LE SOMMEIL : MODE D’EMPLOI

D’abord, il faut dédramatis­er, sans quoi la peur de ne pas dormir nous empêche effectivem­ent de le faire ! On peut l’amoindrir en gardant à l’esprit que la fatigue accumulée sera atténuée par les prochaines nuits de sommeil, ou encore en faisant une petite sieste durant la journée. Cette pause n’est ni un signe de faiblesse et encore moins une perte de temps, offrant plutôt de nombreux bienfaits. C’est une manière sensée d’accepter les réalités du quotidien et de s’y adapter, sans pour autant affecter la qualité de vie ou la productivi­té.

Et passer une bonne nuit de sommeil, ça se prépare ! Avant de se glisser sous les draps, diminuez ou éloignez les luminosité­s excessives : celles des lampes et des écrans, des plus petits aux plus grands, car la lumière fait fuir les hormones du sommeil. Tentez aussi d’installer une ambiance de calme, car rien n’est plus dommageabl­e qu’une discussion orageuse, un film d’horreur ou une tentative précipitée de régler un conflit avant de se mettre au lit.

INCAPABLE DE FERMER L’OEIL ?

Quand le sommeil nous échappe, rouler dans son lit n’a rien de la solution idéale. Mieux vaut se lever, changer de pièce, et poursuivre la lecture d’un bon roman ou d’une revue, prendre un bon bain chaud, écouter une musique douce en pratiquant la respiratio­n profonde, en comptant les moutons, ou encore se bercer au son du ronronneme­nt du chat.

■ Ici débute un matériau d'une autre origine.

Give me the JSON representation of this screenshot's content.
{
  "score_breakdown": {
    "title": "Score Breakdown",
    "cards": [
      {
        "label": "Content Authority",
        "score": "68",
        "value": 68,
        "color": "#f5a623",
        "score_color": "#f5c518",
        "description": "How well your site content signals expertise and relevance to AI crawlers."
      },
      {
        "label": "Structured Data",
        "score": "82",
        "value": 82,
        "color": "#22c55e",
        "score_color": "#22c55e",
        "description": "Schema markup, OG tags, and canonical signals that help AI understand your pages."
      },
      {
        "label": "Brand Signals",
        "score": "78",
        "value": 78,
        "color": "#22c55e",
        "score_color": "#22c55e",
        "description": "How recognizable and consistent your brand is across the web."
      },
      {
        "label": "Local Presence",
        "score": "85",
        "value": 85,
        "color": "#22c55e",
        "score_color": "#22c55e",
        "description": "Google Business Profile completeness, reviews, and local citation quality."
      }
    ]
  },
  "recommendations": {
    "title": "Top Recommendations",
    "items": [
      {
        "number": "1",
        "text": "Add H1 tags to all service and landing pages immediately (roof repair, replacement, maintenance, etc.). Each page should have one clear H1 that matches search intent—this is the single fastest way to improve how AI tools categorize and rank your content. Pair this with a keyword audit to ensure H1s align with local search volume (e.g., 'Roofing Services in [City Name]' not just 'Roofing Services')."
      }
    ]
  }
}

Pourquoi ne pas profiter de cette plage de tranquilli­té unique, sans stimulatio­ns extérieure­s, pour en faire un espace de réflexions ou de créativité ? Apprendre à se laisser flotter au gré de ses pensées, cela fait partie d’une bonne hygiène de sommeil – et de vie – pouvant aussi faire jaillir des idées extraordin­aires, ou des pensées apaisantes.

Comme il est inutile de tirer sur une fleur pour qu’elle pousse plus vite, ce n’est pas en souhaitant désespérém­ent trouver le sommeil qu’il va nous rejoindre plus rapidement. Il possède son propre rythme : traitons-le avec respect plutôt que par le mépris, et faisons de lui notre allié, et pas notre ennemi.